We are transferring coverage of Suntec Real Estate Investment Trust, or Suntec REIT, with no-moat and stable moat trend ratings. We have increased our fair value estimate to SGD 1.78 per unit from SGD 1.74 after rolling forward our earnings model and updating our model assumptions to account for the improved outlook on office rents in Singapore. This is partly offset by higher near-term cost of debt from future interest rates hikes. Our fair value estimates implies a forward distribution yield of 4.8% and a price/book ratio of 0.9 times in 2022. In our view, Suntec REIT is slightly undervalued currently with near-term growth driven by the Minster Building acquired in July 2021.
Company Report

Suntec REIT is a commercial REIT that focuses on offices and, to a lesser extent, retail properties. The trust’s flagship asset, Suntec City, which constitutes more than half of its total property portfolio, consists of five office towers, one of Singapore’s largest shopping malls, and a convention and exhibition center. Despite its location in the central area of Singapore with two subway stations connecting to the property, rental rates have been below the market average.

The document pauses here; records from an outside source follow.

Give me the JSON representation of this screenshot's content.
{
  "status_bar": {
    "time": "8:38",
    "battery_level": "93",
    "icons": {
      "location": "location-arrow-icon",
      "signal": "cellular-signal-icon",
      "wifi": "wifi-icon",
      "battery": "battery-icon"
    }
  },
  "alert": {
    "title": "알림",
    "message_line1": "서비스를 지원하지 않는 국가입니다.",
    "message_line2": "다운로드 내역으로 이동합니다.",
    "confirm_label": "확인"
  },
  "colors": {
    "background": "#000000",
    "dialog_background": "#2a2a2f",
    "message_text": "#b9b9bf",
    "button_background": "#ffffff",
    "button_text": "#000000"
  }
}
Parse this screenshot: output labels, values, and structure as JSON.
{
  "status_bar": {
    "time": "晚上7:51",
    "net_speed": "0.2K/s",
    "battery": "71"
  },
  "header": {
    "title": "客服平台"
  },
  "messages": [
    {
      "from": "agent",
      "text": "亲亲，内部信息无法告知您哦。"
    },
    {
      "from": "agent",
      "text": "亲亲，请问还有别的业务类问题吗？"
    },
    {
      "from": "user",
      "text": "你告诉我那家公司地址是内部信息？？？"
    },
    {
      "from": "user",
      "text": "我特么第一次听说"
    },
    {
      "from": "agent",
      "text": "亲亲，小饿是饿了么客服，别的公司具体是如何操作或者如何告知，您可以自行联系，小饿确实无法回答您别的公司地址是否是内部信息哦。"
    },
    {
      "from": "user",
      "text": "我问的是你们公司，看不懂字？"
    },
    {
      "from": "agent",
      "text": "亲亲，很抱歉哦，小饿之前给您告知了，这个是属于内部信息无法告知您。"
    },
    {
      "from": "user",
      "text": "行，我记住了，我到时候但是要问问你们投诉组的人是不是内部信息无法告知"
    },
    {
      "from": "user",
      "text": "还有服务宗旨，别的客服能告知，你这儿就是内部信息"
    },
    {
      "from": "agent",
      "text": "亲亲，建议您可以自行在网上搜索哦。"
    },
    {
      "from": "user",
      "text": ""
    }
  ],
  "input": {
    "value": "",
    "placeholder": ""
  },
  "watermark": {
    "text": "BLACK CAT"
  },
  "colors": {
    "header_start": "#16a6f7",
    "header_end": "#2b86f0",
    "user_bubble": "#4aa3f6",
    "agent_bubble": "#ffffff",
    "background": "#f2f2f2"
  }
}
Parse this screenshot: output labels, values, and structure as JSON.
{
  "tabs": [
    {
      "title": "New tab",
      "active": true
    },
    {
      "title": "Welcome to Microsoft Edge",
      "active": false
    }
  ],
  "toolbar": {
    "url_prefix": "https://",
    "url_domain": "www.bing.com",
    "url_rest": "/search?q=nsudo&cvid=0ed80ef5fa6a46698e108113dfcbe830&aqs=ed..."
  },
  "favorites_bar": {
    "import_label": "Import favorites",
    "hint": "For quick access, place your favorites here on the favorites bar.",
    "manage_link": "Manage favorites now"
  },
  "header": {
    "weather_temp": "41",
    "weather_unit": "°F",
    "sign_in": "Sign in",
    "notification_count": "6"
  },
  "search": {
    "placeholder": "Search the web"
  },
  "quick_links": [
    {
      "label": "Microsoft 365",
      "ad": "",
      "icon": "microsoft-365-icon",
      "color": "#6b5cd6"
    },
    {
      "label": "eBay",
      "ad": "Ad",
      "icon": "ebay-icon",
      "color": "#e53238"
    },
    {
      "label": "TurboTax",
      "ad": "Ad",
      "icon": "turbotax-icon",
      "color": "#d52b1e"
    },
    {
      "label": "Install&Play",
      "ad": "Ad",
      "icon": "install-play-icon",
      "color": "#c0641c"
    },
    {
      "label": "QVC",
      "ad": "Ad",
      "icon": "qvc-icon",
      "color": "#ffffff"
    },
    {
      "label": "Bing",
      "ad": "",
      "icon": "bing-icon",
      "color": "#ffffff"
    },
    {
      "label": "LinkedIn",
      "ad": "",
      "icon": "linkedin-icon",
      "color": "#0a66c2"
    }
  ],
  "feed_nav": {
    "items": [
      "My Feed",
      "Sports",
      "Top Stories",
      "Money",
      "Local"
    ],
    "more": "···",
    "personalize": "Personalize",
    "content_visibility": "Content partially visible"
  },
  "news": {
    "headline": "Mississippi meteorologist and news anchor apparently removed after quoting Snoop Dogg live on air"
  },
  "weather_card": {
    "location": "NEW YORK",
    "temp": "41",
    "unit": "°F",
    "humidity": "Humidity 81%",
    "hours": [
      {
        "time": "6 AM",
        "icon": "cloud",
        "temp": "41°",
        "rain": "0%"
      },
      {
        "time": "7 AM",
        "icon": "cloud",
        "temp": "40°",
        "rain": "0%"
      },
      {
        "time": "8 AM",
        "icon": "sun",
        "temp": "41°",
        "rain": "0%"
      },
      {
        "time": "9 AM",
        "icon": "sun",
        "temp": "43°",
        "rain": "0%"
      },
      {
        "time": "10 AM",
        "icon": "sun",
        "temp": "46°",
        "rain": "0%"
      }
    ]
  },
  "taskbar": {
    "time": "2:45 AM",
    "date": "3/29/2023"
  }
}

This is because Suntec City is north of the Singapore River, while the core central business district, or CBD, is concentrated in the south, resulting in below-average grade A office market rental for its offices. As for the retail mall, the lower rental rates are mainly attributed to competition from malls nearby; its location, as it is not surrounded by residential areas and is far away from the main shopping district; and its odd shape, resulting in difficulty in navigating around the mall.